Le retour à la maison se fait doucement. La route est vide, la pluie tombe encore légèrement sur le pare-brise.
Julien conduit tranquillement. Pas de musique. Le silence est confortable, réconfortant. Ses pensées sont toujours portées sur la session qu’il vient de vivre.
Arrivé chez lui, il est 10h12. Il décharge sa voiture avec soin. Rien ne presse mais Julien sait l’importance de bien entretenir son matériel.

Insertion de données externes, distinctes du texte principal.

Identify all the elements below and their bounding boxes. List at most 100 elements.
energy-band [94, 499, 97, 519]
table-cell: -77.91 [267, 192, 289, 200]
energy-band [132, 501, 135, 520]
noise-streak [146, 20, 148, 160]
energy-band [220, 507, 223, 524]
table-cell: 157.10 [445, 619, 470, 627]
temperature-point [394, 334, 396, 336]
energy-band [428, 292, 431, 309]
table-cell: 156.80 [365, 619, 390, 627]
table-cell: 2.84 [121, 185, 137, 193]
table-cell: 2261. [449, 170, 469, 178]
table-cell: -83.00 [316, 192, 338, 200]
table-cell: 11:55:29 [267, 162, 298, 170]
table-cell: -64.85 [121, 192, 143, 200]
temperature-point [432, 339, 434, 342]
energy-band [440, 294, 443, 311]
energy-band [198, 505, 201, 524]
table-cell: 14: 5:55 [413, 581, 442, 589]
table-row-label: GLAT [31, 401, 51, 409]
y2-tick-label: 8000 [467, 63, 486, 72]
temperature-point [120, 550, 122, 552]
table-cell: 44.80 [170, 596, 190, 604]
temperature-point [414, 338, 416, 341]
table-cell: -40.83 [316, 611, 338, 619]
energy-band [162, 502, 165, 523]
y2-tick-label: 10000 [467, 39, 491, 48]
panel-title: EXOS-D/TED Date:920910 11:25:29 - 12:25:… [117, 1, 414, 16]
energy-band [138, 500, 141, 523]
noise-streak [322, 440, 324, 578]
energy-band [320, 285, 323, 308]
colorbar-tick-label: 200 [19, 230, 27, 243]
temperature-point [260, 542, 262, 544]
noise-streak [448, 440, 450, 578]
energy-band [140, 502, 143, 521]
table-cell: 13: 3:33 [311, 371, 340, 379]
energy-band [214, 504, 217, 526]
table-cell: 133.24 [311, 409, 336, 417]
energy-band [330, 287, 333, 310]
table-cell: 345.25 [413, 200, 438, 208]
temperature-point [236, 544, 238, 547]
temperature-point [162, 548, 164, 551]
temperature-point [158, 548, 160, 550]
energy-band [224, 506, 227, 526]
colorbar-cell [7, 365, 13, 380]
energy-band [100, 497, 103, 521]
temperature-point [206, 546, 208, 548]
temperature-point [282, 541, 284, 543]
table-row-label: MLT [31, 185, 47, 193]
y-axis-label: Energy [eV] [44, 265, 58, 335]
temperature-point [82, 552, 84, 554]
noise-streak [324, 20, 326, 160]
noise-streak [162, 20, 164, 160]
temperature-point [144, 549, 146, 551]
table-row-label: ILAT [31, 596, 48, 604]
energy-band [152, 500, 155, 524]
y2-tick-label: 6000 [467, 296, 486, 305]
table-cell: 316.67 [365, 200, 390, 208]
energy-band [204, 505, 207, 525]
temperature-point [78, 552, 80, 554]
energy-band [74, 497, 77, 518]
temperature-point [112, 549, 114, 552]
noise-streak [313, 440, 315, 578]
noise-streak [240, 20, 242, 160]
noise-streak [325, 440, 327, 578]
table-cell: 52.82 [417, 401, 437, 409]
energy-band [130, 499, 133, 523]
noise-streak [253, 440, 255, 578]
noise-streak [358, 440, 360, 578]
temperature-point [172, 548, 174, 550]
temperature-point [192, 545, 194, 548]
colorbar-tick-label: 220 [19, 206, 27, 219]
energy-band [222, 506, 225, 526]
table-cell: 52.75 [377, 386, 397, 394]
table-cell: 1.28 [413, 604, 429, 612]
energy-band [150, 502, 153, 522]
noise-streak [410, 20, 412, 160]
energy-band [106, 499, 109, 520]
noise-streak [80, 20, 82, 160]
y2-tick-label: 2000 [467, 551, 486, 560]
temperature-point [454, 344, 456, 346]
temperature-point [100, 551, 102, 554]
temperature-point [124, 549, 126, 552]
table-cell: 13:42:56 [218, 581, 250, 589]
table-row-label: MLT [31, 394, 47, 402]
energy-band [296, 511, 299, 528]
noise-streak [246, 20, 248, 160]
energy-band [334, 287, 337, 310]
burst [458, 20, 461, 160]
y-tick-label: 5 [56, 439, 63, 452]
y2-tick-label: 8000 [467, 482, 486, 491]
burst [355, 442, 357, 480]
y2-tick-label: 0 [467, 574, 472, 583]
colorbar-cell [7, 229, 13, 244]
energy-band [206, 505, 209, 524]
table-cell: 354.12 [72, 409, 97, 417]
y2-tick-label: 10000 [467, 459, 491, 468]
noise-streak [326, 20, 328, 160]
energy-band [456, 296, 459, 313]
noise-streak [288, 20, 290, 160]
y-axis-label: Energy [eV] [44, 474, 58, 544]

Il rince, frotte, nettoie, sèche son matériel et le range avec minutie.
Il enlève ses bottes, sa veste humide, se lave rapidement les mains, puis s’effondre sur le canapé.
Le calme s’installe. Le silence est total. Les rayons du soleil traversent à peine les rideaux.
Julien ferme les yeux. Il sent son corps se relâcher, chaque muscle, chaque articulation. Son esprit est détendu, comblé.
« C’est grâce à la perle ? Ou au mix-appâts ? »
Le sommeil l’emporte presque immédiatement. Un sommeil lourd, profond. Un sommeil d’homme vidé… mais heureux.
La mer est encore là, quelque part. Mais cette fois, elle lui a rendu bien plus qu’un poisson : la patience, le calme, les rencontres, l’adrénaline, la frustration, une satisfaction simple.
Julien dort, tranquille, heureux. Et il sait qu’il reviendra un jour pour un dernier lancer.